Full Report
Redmond open sources two tools for building and maintaining safer agents
Analysis Summary
# Tool/Technique: RAMPART & Clarity (AI Safety Frameworks)
## Overview
RAMPART (Risk Assessment and Measurement Platform for Agentic Red Teaming) and Clarity are open-source security tools developed by Microsoft to facilitate the secure development and "red teaming" of agentic AI systems.

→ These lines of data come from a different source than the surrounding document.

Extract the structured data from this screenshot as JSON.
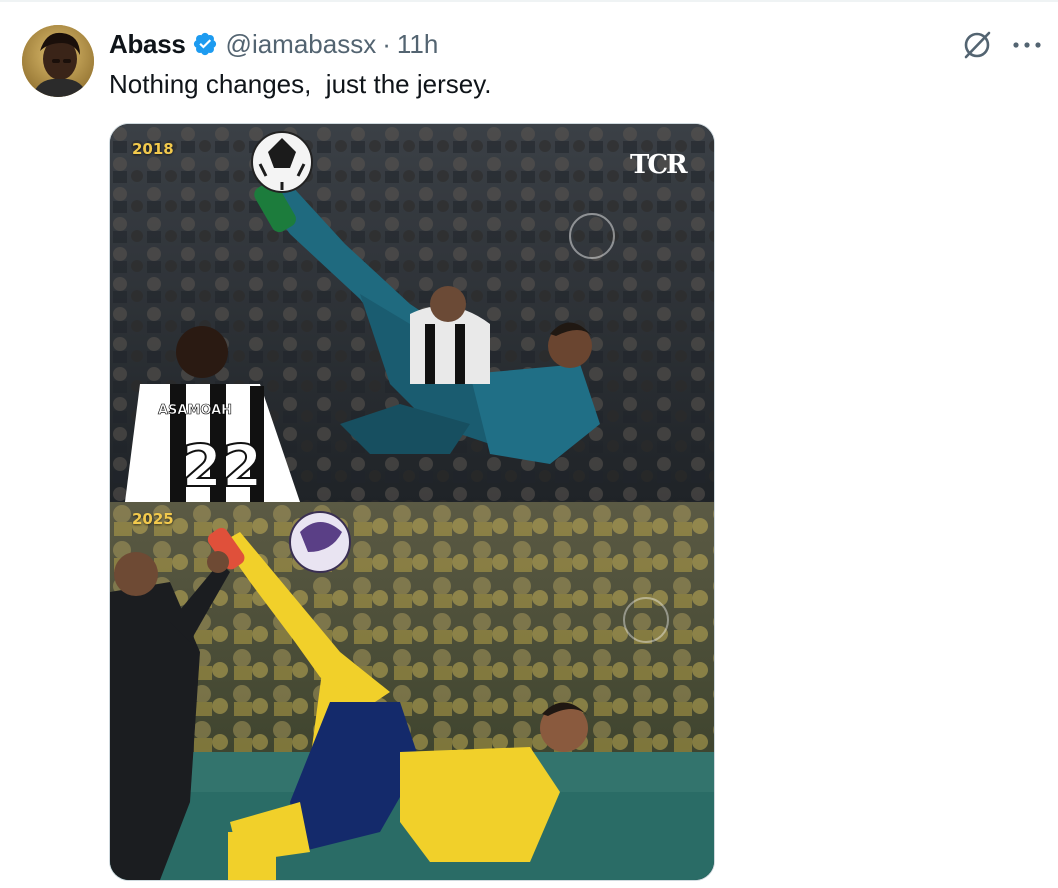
{
  "tweet": {
    "author": {
      "display_name": "Abass",
      "handle": "@iamabassx",
      "avatar_icon": "avatar",
      "verified_icon": "verified-badge-icon",
      "verified_color": "#1d9bf0"
    },
    "separator": "·",
    "timestamp": "11h",
    "text": "Nothing changes,  just the jersey.",
    "actions": {
      "grok_icon": "grok-icon",
      "more_icon": "more-icon"
    },
    "media": {
      "top": {
        "year": "2018",
        "watermark": "TCR",
        "jersey_name": "ASAMOAH",
        "jersey_number": "22"
      },
      "bottom": {
        "year": "2025"
      }
    }
  },
  "colors": {
    "text_primary": "#0f1419",
    "text_secondary": "#536471",
    "year_label": "#f2c94c",
    "border": "#cfd9de"
  }
}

RAMPART is an automated testing framework designed to be embedded into CI/CD pipelines to identify vulnerabilities in AI agents, while Clarity is a pre-development architecture agent used to identify safety risks before code is written.
## Technical Details
- **Type:** Attack Tool / Red Teaming Framework
- **Platform:** Python-based (utilizes `pytest`), integrated into CI/CD pipelines
- **Capabilities:** Automated red teaming, prompt injection simulation, vulnerability variance generation, and architectural risk assessment.
- **First Seen:** May 20, 2026 (Public Release)
## MITRE ATT&CK Mapping
*Note: As these are defensive/red-teaming tools, they map to tactics used to simulate or mitigate these threats.*
- **[TA0002 - Execution]**
- [T1059 - Command and Scripting Interpreter] (Validation of agent tool-use)
- **[TA0040 - Impact]**
- [T1499 - Endpoint Denial of Service] (Simulating model resource exhaustion)

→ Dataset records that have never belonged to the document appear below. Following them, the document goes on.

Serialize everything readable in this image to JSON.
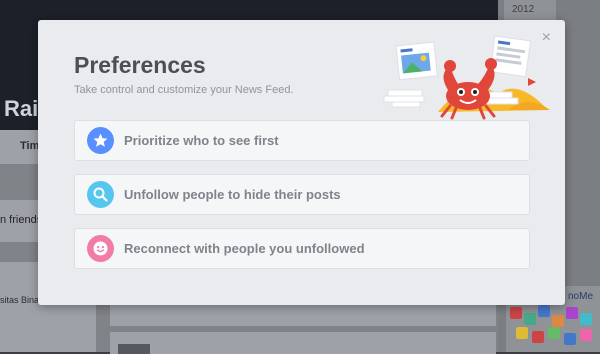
{
  "background": {
    "profile_name": "Rais",
    "tab_label": "Tim",
    "friends_text": "n friends",
    "university_text": "sitas Bina",
    "year_label": "2012",
    "ad_title": "noMe"
  },
  "modal": {
    "title": "Preferences",
    "subtitle": "Take control and customize your News Feed.",
    "close_label": "×",
    "options": [
      {
        "label": "Prioritize who to see first",
        "icon": "star-icon",
        "color": "#5890ff"
      },
      {
        "label": "Unfollow people to hide their posts",
        "icon": "search-icon",
        "color": "#55c6ee"
      },
      {
        "label": "Reconnect with people you unfollowed",
        "icon": "smiley-icon",
        "color": "#f27ba7"
      }
    ]
  },
  "colors": {
    "overlay": "#3a3d44",
    "modal_bg": "#e9ebee",
    "text_title": "#4b4f56",
    "text_muted": "#90949c"
  }
}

- **[MITRE ATLAS - Researching AI Red Teaming Techniques]**
- [AML.T0015 - Adversarial Prompt Injection]
- [AML.T0016 - Indirect Prompt Injection]
## Functionality
### Core Capabilities
- **Automated Red Teaming (RAMPART):** Built on the PyRIT (Python Risk Identification Tool) toolkit, it automates the testing of Generative AI systems via `pytest`.

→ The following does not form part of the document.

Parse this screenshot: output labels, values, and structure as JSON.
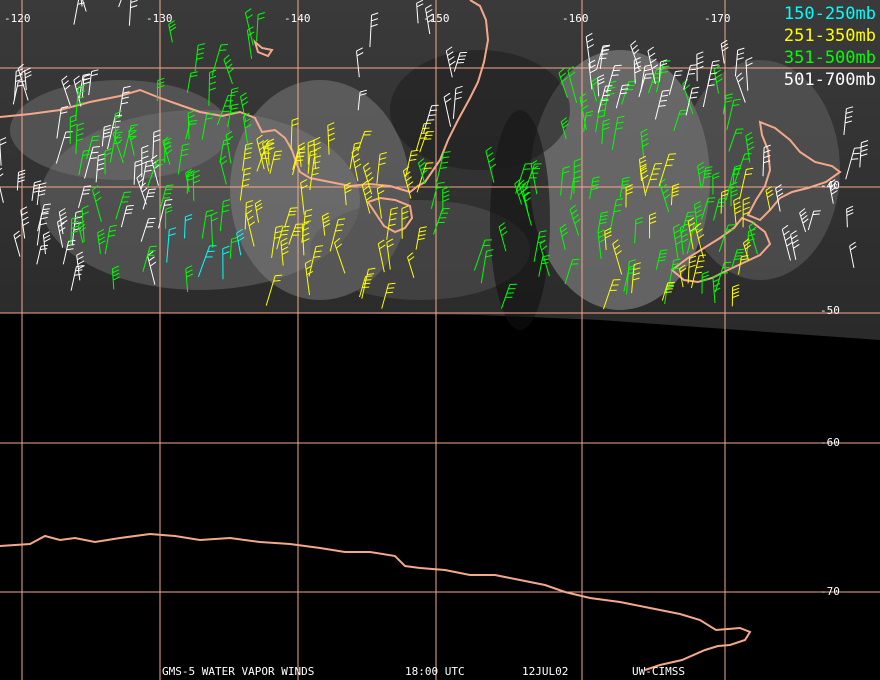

- **CI/CD Integration:** Allows developers to run security tests as part of the build process, ensuring new code doesn't introduce vulnerabilities.
- **Vulnerability Variant Discovery:** Can take a single attack vector and automatically generate dozens or hundreds of variations to test the robustness of a mitigation.
- **Statistical Safety Trials:** Supports probabilistic testing (e.g., verifying an agent behaves safely in >80% of multi-turn trials).
### Advanced Features
- **Multi-turn Conversation Support:** Simulates complex, long-running interactions between a user and an agent to find hidden state-based exploits.
- **Architectural Sounding Board (Clarity):** An AI agent that simulates the roles of safety engineers and architects to "interrogate" a proposed feature's safety before development.
- **Remediation Validation:** Provides a repeatable environment to verify if a security patch survives diverse adversarial perturbations.
## Indicators of Compromise
*These tools are legitimate security software; however, researchers should look for their usage in specific environments.*
- **File Names:**
- `RAMPART` (Sub-components typically in Python environments)
- `clarity-agent`
- **GitHub Repos:**
- `github[.]com/microsoft/RAMPART`
- `github[.]com/microsoft/clarity-agent`
- **Behavioral Indicators:** High volumes of automated, adversarial-themed queries to internal LLM endpoints during CI/CD build phases (indicating active red teaming).
## Associated Threat Actors
- **Internal Red Teams:** Used by Microsoft’s AI Red Team and incident responders.
- **DevSecOps Professionals:** Employed for securing agentic AI deployments.
## Detection Methods
- **Behavioral detection:** Monitoring for rapid-fire "multi-turn" conversations and known prompt injection patterns (e.g., "Ignore previous instructions") appearing in testing environments.
- **Log Analysis:** Reviewing PyRIT and RAMPART logs for test failures related to "Unapproved Tool Use" or "Policy Violation."
## Mitigation Strategies
- **Pipeline Hardening:** Require RAMPART success scores (e.g., 90% safety threshold) before allowing an agent to be deployed to production.
- **Architectural Review:** Use Clarity to identify logic flaws in agent permissions and tool access early in the SDLC.
- **Boundary Setting:** Use the framework to define strict boundaries for AI tool calls (e.g., ensuring an agent cannot access a database it wasn't designed for).
## Related Tools/Techniques
- **PyRIT:** The underlying Python Risk Identification Tool for Generative AI.
- **Prompt Injection:** The primary attack technique these tools are designed to simulate and defend against.
- **Adversarial Machine Learning:** The broader field of study encompassing these tools.